Wiem że wielu z was, szuka w sieci opinii o lekach , czyta fora itd wygooglowałem to forum i
pragnę się podzielić doświadczeniem z dość nowym lekiem jakim jest Valdoxan
Od 10 lat biorę tabletki "na życie" najpierw był Effectin potem Rexetin doraźnie Xanax - rozpoznanie - depresja afektywna dwubiegunowa
Od 4 tygodni jestem na Valdoxanie i to co pokrótce mogę powiedzieć, że na moją głowę działa na razie wyśmienicie
a co najważniejsze nie mam problemów z orgazmem, co mnie zawsze bardzo deprymowało, choć żona już się przyzwyczaiła że po tych medykamentach jestem długodystansowcem, co zresztą jej nie przeszkadza.

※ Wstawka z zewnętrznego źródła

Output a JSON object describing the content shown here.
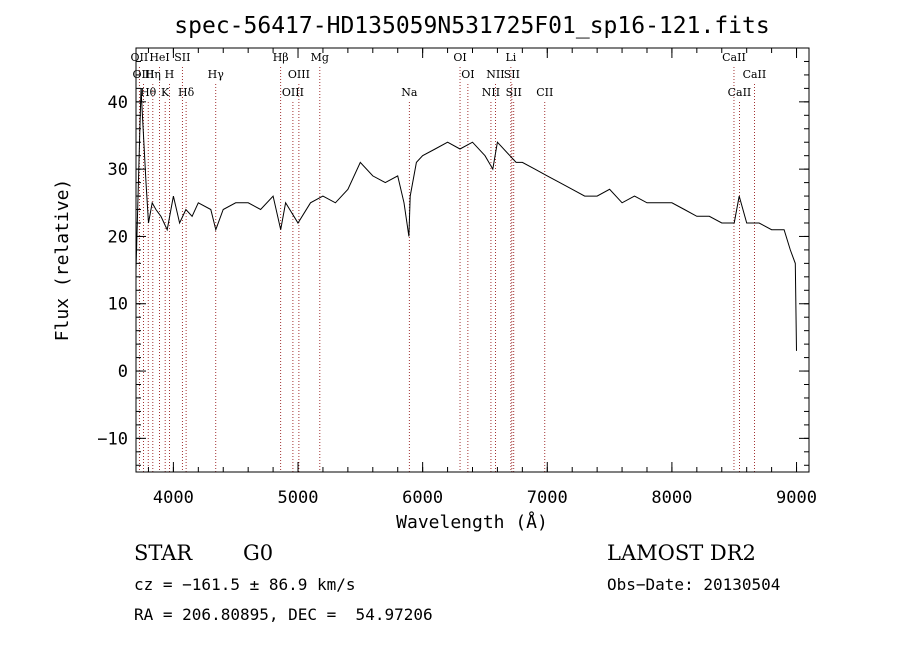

Cena nie jest taka koszmarna jak tu piszecie, w Warszawie kupiłem za 99zł 28 tabletek 25mg (kiedyś wydywałem 3 razy wiecej na papierosy)
biorę jedną tabletkę przed snem
Zobaczymy co będzie dalej, ale na razie chce mi się żyć, nie jestem spięty, sen baaaaardzo głęboki, budze się dość ospale i wolno.
lęki wyciszyły się, nie boje się przebywać wśród ludzi, mogę się skupić i pracować nad tym co w danej chwili robię (nie mam gonitwy myśli)
Będę pisał dalej co się będzie działo i jak przebiega moja kuracja Valdoxanem.